Habertürk
    Takipde Kalın!
      Günlük gelişmeleri takip edebilmek için habertürk uygulamasını indirin

        Adil Cengiz, “adalet”i kendinden menkul ülkede, 47 yaşında, kamuda işçiydi.

        “Büyüyen ekonomi”nin borç, kredi, faiz sarmalında ufalanmak zorunda kalanlardan.

        Banka sıkıştırdı, sıkıştırdı, nihayet evindeyken de telefonla arayarak onun yüzüne yüzüne vurdu.

        Adil Cengiz, o telefondan sonra, evinde, boyun eğdiği düzenin huzurunda, ipi boynuna doladı…

        Bıraktığı miras, “Kimse sorumlu değildir” diye bir nevi bankanın “sorumsuzluğunu” tescil etmiş mektup oldu.

        ***

        Adil Cengiz üç kuruşun faizi olarak hayatını verirken…

        Ali Cengiz her kuruşu emmek için hayatı dişliyordu.

        Ali Cengiz’in oyunlarını ise hep izlediniz ama dün yeni bir sahnesine şahit oldunuz.

        Bir “Ali”, bir sürü “Veli”!

        Muhtemelen biri Ali al sana, top diyor; Veli tut topi, işte toki diyor.

        Veliler oğulların elinden tutuyor; onlar Alilerin evinden tutuyor.

        Herkes tuttuğunu tutuyor!

        Böyle bir emme basma tulumba sistem öncelikle siyasiyse, tabii ki üstüne gidersen de gitmezsen de siyasi olur.

        Zamanlaması da siyasi olur, Zamanı da, sakla samanı da!

        Bir tarafta Ağanın oğlu Aliler, bir tarafta Velilerin oğlu yere bakan yürek yakanlar…
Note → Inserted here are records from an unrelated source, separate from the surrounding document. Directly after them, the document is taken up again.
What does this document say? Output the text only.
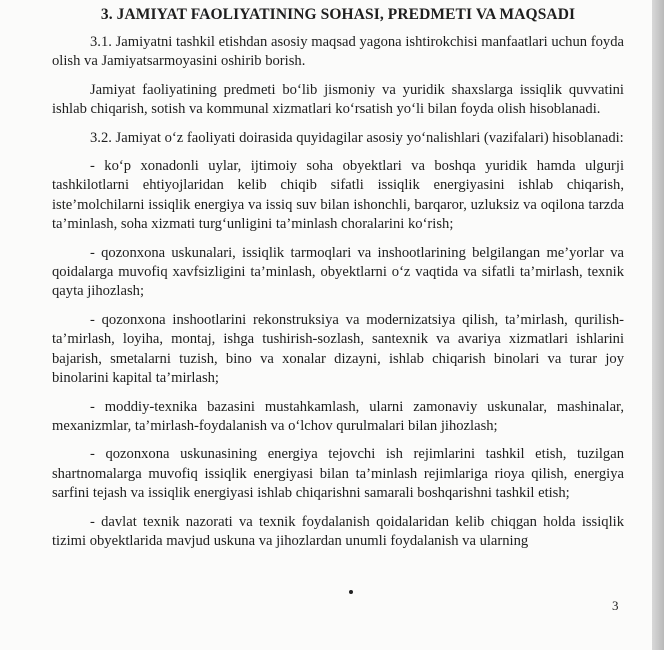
3. JAMIYAT FAOLIYATINING SOHASI, PREDMETI VA MAQSADI

3.1. Jamiyatni tashkil etishdan asosiy maqsad yagona ishtirokchisi manfaatlari uchun foyda olish va Jamiyatsarmoyasini oshirib borish.

Jamiyat faoliyatining predmeti bo‘lib jismoniy va yuridik shaxslarga issiqlik quvvatini ishlab chiqarish, sotish va kommunal xizmatlari ko‘rsatish yo‘li bilan foyda olish hisoblanadi.

3.2. Jamiyat o‘z faoliyati doirasida quyidagilar asosiy yo‘nalishlari (vazifalari) hisoblanadi:

- ko‘p xonadonli uylar, ijtimoiy soha obyektlari va boshqa yuridik hamda ulgurji tashkilotlarni ehtiyojlaridan kelib chiqib sifatli issiqlik energiyasini ishlab chiqarish, iste’molchilarni issiqlik energiya va issiq suv bilan ishonchli, barqaror, uzluksiz va oqilona tarzda ta’minlash, soha xizmati turg‘unligini ta’minlash choralarini ko‘rish;

- qozonxona uskunalari, issiqlik tarmoqlari va inshootlarining belgilangan me’yorlar va qoidalarga muvofiq xavfsizligini ta’minlash, obyektlarni o‘z vaqtida va sifatli ta’mirlash, texnik qayta jihozlash;

- qozonxona inshootlarini rekonstruksiya va modernizatsiya qilish, ta’mirlash, qurilish-ta’mirlash, loyiha, montaj, ishga tushirish-sozlash, santexnik va avariya xizmatlari ishlarini bajarish, smetalarni tuzish, bino va xonalar dizayni, ishlab chiqarish binolari va turar joy binolarini kapital ta’mirlash;

- moddiy-texnika bazasini mustahkamlash, ularni zamonaviy uskunalar, mashinalar, mexanizmlar, ta’mirlash-foydalanish va o‘lchov qurulmalari bilan jihozlash;

- qozonxona uskunasining energiya tejovchi ish rejimlarini tashkil etish, tuzilgan shartnomalarga muvofiq issiqlik energiyasi bilan ta’minlash rejimlariga rioya qilish, energiya sarfini tejash va issiqlik energiyasi ishlab chiqarishni samarali boshqarishni tashkil etish;

- davlat texnik nazorati va texnik foydalanish qoidalaridan kelib chiqgan holda issiqlik tizimi obyektlarida mavjud uskuna va jihozlardan unumli foydalanish va ularning

3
        İşler yürürken siyasi olması sorun olmaz da, biri çomak sokarken siyasi olması mesele olur!

        Tabii ki “masumiyet karinesi” var.

        Bir de şöyle bir söz var mı:

        Karinesi iştir kişinin, lafa bakılmaz!

        ***

        Önce şunu sormak lazım muhafazakâr ahaliye ve nasıl sevineceğini, ne diyeceğini de şaşırmış cumhuriyetçi mahfillere:

        1. Zekeriya Öz ve ekip, Ergenekon filan giderken inanıyordunuz da, neden şimdi inanmıyorsunuz? Yahut şimdi inanmıyorsunuz da, neden o vakit inandınız?
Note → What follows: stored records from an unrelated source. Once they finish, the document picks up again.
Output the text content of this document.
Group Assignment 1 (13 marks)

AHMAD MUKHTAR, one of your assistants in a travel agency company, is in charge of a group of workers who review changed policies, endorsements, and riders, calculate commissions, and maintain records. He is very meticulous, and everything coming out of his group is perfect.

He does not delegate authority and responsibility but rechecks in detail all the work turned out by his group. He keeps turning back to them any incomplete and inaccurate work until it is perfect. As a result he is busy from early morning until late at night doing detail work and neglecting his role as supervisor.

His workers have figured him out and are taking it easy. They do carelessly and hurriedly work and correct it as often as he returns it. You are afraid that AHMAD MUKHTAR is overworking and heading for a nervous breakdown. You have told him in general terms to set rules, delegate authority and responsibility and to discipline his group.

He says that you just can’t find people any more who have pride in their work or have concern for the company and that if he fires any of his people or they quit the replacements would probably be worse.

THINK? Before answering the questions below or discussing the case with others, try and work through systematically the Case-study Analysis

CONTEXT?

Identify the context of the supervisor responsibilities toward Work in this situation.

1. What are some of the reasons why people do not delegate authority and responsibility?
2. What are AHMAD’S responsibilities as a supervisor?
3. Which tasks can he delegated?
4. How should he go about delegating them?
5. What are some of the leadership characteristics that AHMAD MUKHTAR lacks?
        2. Zekeriya Öz ve ekip, Ergenekon filan giderken inanmadınız da neden şimdi inanıyorsunuz? Yahut şimdi inanıyorsunuz da o vakit neden inanmadınız?

        Çünkü bu kadar olur; bir grup savcı bu kadar turnusol kağıdı haline gelir.
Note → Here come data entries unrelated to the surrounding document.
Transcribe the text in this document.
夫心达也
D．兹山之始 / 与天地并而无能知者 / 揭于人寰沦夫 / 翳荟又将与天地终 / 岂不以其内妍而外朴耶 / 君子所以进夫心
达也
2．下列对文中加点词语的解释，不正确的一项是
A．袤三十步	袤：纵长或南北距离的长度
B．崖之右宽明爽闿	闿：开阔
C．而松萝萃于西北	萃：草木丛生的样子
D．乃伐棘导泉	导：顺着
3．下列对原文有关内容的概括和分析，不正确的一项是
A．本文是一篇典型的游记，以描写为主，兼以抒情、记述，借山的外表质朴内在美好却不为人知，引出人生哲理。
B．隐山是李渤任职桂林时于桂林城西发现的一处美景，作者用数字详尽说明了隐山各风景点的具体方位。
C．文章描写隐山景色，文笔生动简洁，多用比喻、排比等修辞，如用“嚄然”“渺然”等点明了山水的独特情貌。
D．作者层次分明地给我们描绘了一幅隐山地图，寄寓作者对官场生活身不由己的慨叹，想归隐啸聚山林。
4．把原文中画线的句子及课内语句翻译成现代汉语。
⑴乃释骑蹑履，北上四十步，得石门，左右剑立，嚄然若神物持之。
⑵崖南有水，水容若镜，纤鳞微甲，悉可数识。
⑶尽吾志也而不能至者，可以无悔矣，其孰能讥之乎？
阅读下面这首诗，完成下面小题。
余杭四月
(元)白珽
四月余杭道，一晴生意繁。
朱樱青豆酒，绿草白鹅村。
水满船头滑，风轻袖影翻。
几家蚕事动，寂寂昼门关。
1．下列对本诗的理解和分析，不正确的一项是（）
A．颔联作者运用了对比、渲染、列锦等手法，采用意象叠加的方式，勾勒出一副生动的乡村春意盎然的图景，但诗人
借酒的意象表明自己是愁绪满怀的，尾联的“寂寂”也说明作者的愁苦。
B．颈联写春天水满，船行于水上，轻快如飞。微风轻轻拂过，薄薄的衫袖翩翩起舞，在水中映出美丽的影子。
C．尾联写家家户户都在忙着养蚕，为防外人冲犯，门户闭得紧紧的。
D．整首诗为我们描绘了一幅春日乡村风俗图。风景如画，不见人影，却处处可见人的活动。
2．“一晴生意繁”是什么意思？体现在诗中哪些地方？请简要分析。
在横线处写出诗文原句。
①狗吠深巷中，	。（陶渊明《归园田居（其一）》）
        O yüzden bir eveleme geveleme. Cumhuriyetçi bir meslektaş hem “yolsuzluk operasyonu”nu övüyor, sonra Öz’ün adı söylenince, “Zaten o savcının ne olduğunu da biliyoruz” filan diyor.

        Herkeste böyle zihin açıklığı yani!

        ***

        Şimdi şöyle soru-cevap yapalım:

        1. Hükümete karşı bir siyasi operasyon mudur? Bence öyle. Ama bu, ortada yolsuzluk, usulsüzlük yok manasına gelmez. Uzan Operasyonu da, Doğan Grubu’na diz çöktürüş de, TMSF eliyle medya temerküzü de öyleydi. Zamanlaması siyasi, malzemesi elverişliydi. Masaları da böyle topluyorlar, apartları da öyle kapatıyorlar. Siyasi ama meşru!

        2. Kirli midir? Elbette. Türkiye’de yargı, polis, belge, bilgi, ihbar, fişleme, izleme, bantlama, montajlama, düzme, düzmece, hakikati yontmaca ameliyesi içinde gerçeklikler ile onların manipülasyonunu aynı anda barındırır. Hem konusu itibariyle, hem yöntemi, hem tehdit-şantaj-ittifak-nifak zamanlamalarıyla kirlidir. Fakat muhatapları da temiz olduğu için değil. Yani Ergenekon mergenekon, bu ülkede kirli, kanlı, irinli yapıların varlığı, kimi şahsın oralardaki dahli ne kadar gerçekse; operasyonların hem hakikat parçalarını hem operatif kirliliği içermesi de o kadar gerçektir.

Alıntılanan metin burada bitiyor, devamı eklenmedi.